I think it's overwriting symbols_local.json when ingesting csv without updating it in symbols.json. So any data ingested before aren't in symbols_local.json after you ingest a new file. It should probably parse the json file and write back the new data instead of overwriting (symbols_local.json) It does so in exchange_utils.py on line 170.

Also it seems to parse symbols.json for backtesting. So it wouldn't work anyway unless there is an option to use symbols_local.json Is there even any point to the symbols_local.json file as the ingested data doesnt differentiate if it's local or not. Or does it?

— You are receiving this because you were mentioned. Reply to this email directly, view it on GitHub https://github.com/enigmampc/catalyst/issues/65#issuecomment-364676542, or mute the thread https://github.com/notifications/unsubscribe-auth/ABZ-Qv33vdXjdWo7zkRvjC-Qnt1fDlqsks5tTdlXgaJpZM4Qd2Tx .

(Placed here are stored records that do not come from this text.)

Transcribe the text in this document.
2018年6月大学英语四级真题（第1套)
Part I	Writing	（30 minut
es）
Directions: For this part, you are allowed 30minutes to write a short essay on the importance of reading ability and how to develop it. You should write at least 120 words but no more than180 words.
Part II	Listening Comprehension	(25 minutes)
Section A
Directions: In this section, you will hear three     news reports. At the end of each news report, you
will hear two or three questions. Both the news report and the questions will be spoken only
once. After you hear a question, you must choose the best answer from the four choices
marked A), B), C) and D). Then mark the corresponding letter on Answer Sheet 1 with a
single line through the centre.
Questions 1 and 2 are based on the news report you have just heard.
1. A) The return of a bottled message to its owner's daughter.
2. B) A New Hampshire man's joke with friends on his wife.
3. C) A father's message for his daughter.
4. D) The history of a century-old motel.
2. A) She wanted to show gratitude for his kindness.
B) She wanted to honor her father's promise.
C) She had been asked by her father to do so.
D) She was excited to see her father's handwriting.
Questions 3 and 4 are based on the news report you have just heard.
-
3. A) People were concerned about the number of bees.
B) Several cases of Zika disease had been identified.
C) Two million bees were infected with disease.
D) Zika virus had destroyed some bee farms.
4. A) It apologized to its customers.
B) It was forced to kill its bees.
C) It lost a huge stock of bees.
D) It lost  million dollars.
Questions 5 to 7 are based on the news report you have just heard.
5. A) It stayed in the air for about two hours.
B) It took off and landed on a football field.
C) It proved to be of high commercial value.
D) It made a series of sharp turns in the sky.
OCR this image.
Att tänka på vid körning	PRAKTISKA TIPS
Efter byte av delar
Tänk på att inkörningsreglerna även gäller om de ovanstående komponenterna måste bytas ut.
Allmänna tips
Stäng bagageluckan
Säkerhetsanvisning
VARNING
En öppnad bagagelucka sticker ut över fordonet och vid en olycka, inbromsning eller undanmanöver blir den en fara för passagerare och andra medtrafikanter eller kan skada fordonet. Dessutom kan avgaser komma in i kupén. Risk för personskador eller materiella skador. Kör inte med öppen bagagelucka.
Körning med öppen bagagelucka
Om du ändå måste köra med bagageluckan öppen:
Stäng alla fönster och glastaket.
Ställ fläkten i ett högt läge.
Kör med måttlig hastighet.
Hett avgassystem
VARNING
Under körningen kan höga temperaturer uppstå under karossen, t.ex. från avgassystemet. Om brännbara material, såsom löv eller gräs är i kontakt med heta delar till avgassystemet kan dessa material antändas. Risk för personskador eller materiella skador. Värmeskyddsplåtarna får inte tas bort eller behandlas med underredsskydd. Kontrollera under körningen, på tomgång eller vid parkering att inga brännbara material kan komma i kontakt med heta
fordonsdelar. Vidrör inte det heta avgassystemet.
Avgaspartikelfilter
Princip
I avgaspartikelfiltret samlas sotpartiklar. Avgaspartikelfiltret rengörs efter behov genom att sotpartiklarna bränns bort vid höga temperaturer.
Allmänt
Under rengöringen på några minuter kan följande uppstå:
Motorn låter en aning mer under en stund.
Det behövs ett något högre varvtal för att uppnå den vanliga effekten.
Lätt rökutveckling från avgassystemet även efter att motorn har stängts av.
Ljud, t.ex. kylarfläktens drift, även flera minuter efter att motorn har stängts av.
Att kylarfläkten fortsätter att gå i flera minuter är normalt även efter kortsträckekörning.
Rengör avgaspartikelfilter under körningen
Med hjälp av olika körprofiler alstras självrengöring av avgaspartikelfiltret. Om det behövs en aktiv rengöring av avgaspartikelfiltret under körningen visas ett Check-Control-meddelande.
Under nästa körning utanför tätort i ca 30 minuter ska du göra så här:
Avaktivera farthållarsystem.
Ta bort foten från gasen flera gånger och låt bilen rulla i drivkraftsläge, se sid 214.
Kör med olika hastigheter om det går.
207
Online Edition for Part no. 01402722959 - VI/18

DanielKillenberger commented 6 years ago

Cheers! Let me know if you need more info from my side or even better found a solution ;)

Dan733 commented 6 years ago

I have been able to successfully import custom pricing data from a separate exchange to catalyst using the $ catalyst ingest -b command, but am running into issues when backtesting.

Catalyst forces me to choose one of its three exchanges and then, when running the backtest, also trades symbols on the chosen exchange in addition to my custom bundle data.

Is there a way to force catalyst to only trade on the custom ingested bundle data?

Edit: Right now I'm considering creating a custom base currency for my data.